Banh day (pronounced yầy) is a very simple and traditional rice cake with a great story. Vietnamese legend has it that the wise King Hung Vuong the VI had a competition to decide which one of his 22 sons was going to succeed him on the throne. The competition was to find the most tasty dish in the country and serve it to the King during the last day of the lunar month. The person with the tastiest dish would inherit the throne (Top Chef eat your heart out). So each prince went off and scoured the land and seas in search of rare delicacies to make that perfect dish. The exception was one prince name Lang Lieu (Tiet Lieu). Though he was a prince by title, he was humble and lived a modest life as his mother was not the queen (in those days the king had many children with concubines). He stayed in the Vietnam to search for his inspiration. However, as the day of judgment neared, he still did not have a dish. But one day he fell asleep and in his dreams a deity appeared to him and rewarded him for his humbleness and modest life and gave him directions for two different rice dishes:
"make two different rice cakes, one square cake to symbolize the earth and in it, put mung beans and pork to symbolize the plants and animals. Finally wrap it in banana leaves and call it banh chung. With the same rice make a round rice cake to symbolize the heavens and make it white and pure and call it banh day."

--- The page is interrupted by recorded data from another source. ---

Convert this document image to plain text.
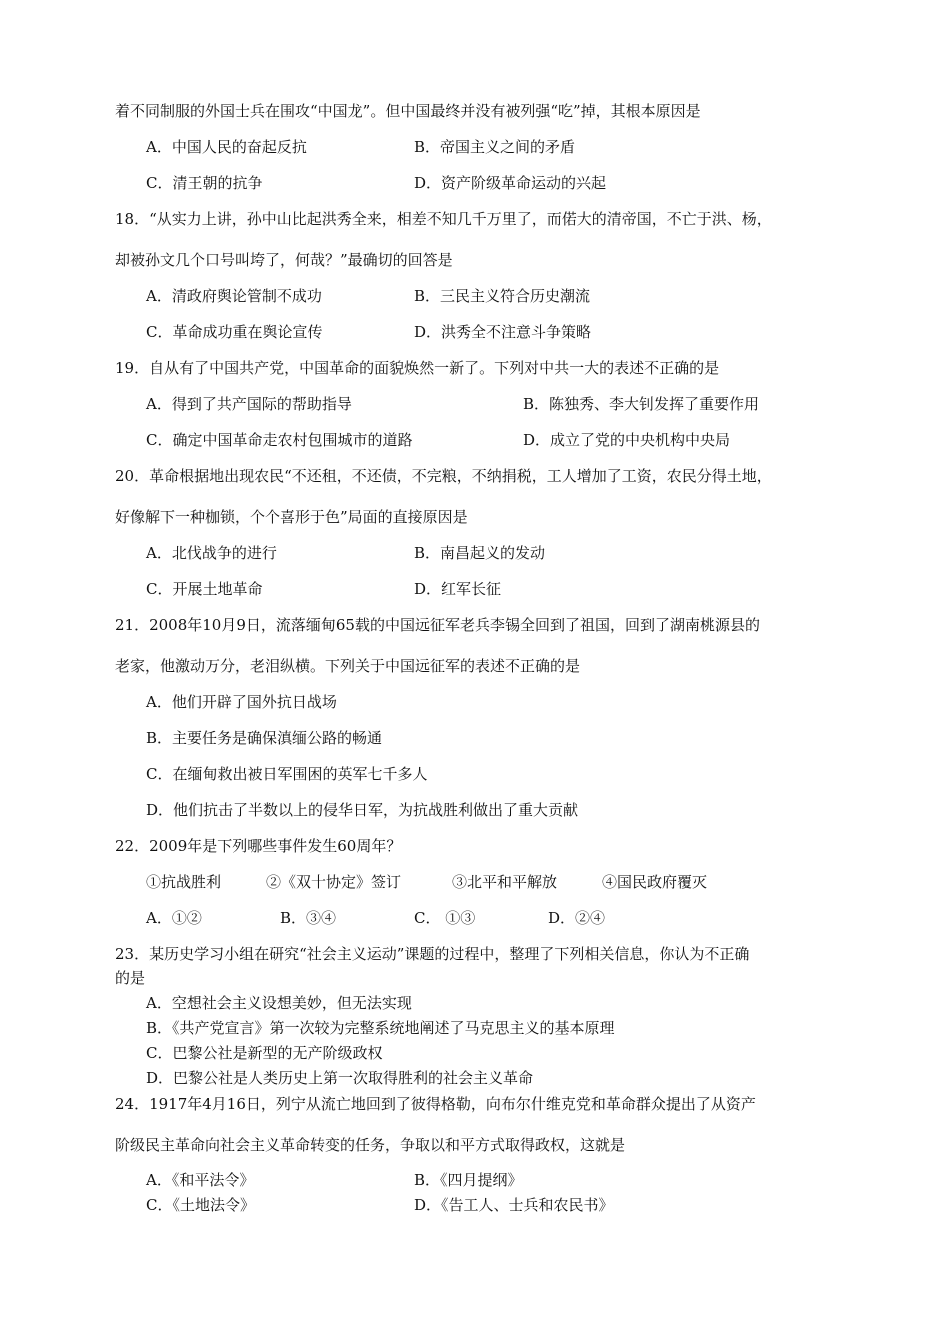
着不同制服的外国士兵在围攻“中国龙”。但中国最终并没有被列强“吃”掉，其根本原因是
A．中国人民的奋起反抗	B．帝国主义之间的矛盾
C．清王朝的抗争	D．资产阶级革命运动的兴起
18．“从实力上讲，孙中山比起洪秀全来，相差不知几千万里了，而偌大的清帝国，不亡于洪、杨，
却被孙文几个口号叫垮了，何哉？”最确切的回答是
A．清政府舆论管制不成功	B．三民主义符合历史潮流
C．革命成功重在舆论宣传	D．洪秀全不注意斗争策略
19．自从有了中国共产党，中国革命的面貌焕然一新了。下列对中共一大的表述不正确的是
A．得到了共产国际的帮助指导	B．陈独秀、李大钊发挥了重要作用
C．确定中国革命走农村包围城市的道路	D．成立了党的中央机构中央局
20．革命根据地出现农民“不还租，不还债，不完粮，不纳捐税，工人增加了工资，农民分得土地，
好像解下一种枷锁，个个喜形于色”局面的直接原因是
A．北伐战争的进行	B．南昌起义的发动
C．开展土地革命	D．红军长征
21．2008年10月9日，流落缅甸65载的中国远征军老兵李锡全回到了祖国，回到了湖南桃源县的
老家，他激动万分，老泪纵横。下列关于中国远征军的表述不正确的是
A．他们开辟了国外抗日战场
B．主要任务是确保滇缅公路的畅通
C．在缅甸救出被日军围困的英军七千多人
D．他们抗击了半数以上的侵华日军，为抗战胜利做出了重大贡献
22．2009年是下列哪些事件发生60周年？
①抗战胜利	②《双十协定》签订	③北平和平解放	④国民政府覆灭
A．①②	B．③④	C． ①③	D．②④
23．某历史学习小组在研究“社会主义运动”课题的过程中，整理了下列相关信息，你认为不正确
的是
A．空想社会主义设想美妙，但无法实现
B．《共产党宣言》第一次较为完整系统地阐述了马克思主义的基本原理
C．巴黎公社是新型的无产阶级政权
D．巴黎公社是人类历史上第一次取得胜利的社会主义革命
24．1917年4月16日，列宁从流亡地回到了彼得格勒，向布尔什维克党和革命群众提出了从资产
阶级民主革命向社会主义革命转变的任务，争取以和平方式取得政权，这就是
A．《和平法令》	B．《四月提纲》
C．《土地法令》	D．《告工人、士兵和农民书》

So on the last day of the lunar month, the day before the first day of spring, all the princes showed King Hung Vuong VI their dishes. Many were lavish, exotic, and delicious. But the simplest and one that intrigued the King the most was Lang Lieu's banh day and banh chung. The king asked him to explain these dishes and Lang Lieu said,
"Rice is the most precious food item in the land and yet also the most abundant. I have created dishes that symbolize the harmony between the earth and heaven so that all of our people can enjoy."
Realizing the humbleness and wisdom of Lang Lieu, King Hung Vuong VI, declared him the winner and successor to the throne of Vietnam. The recipes were passed to the people of Vietnam to enjoy and to this day, banh chung and banh day are served during Tet, the lunar new year by almost everyone in the country. If you heard a different version of this story...well, as legends go--it changes every time it's told :)
Even though we're 6 months ahead of the lunar new year in February 14, 2010, these dishes, especially banh day are often eaten year round. Sandwich a piece of fried cha lua (Vietnamese ham) and it becomes a Vietnamese "hamburger" that's surprisingly tasty and brings back great memories eating this growing up. Cha lua can be found in most Asian groceries either wrapped in aluminum foil or banana leaf.
Banh Day (Vietnamese Rice Cakes)
- 16 oz package of glutinous rice flour (makes about 12-14 cakes)
- 1 3/4 cups cold water
- 1/2 ts salt
- cooking oil
- banana leaves cut into circles about 3-4 inch diameter (or use aluminum foil)
- cha lua (Vietnamese ham)
Brush a light layer of oil on top side of the banana leaves or aluminum foil.
Pinch off a small piece of dough and roll into a small ball slightly smaller then the size of a golf ball and place on banana leaf. Gently flatten just a bit, but not too much as it will flatten further when cooked.
Place in steamer tray with plenty of space between as these will expand. With a boiling steamer, steam for about 8 minutes until completely opaque. Over steaming will cause it to flatten. Remove and allow to cool about 10 minutes or so and serve with slice of cha lua.
To store, brush on another thin layer of oil on top of one rice cake and then flip another rice cake on top so that the banana leaves are on both ends. Wrap with saran wrap. This stores in the fridge for about a week. Reheat in the microwave for about 45 secs.
Stick a piece of cha lua (Vietnamese ham) inside and it's simple but yet tasty and even addicting snack. Some even dip this in fish sauce. The soft and sticky glutinous rice cake celebrates the simplicity and importance of rice in Vietnamese culture and is a treat fit for both Kings and commoners.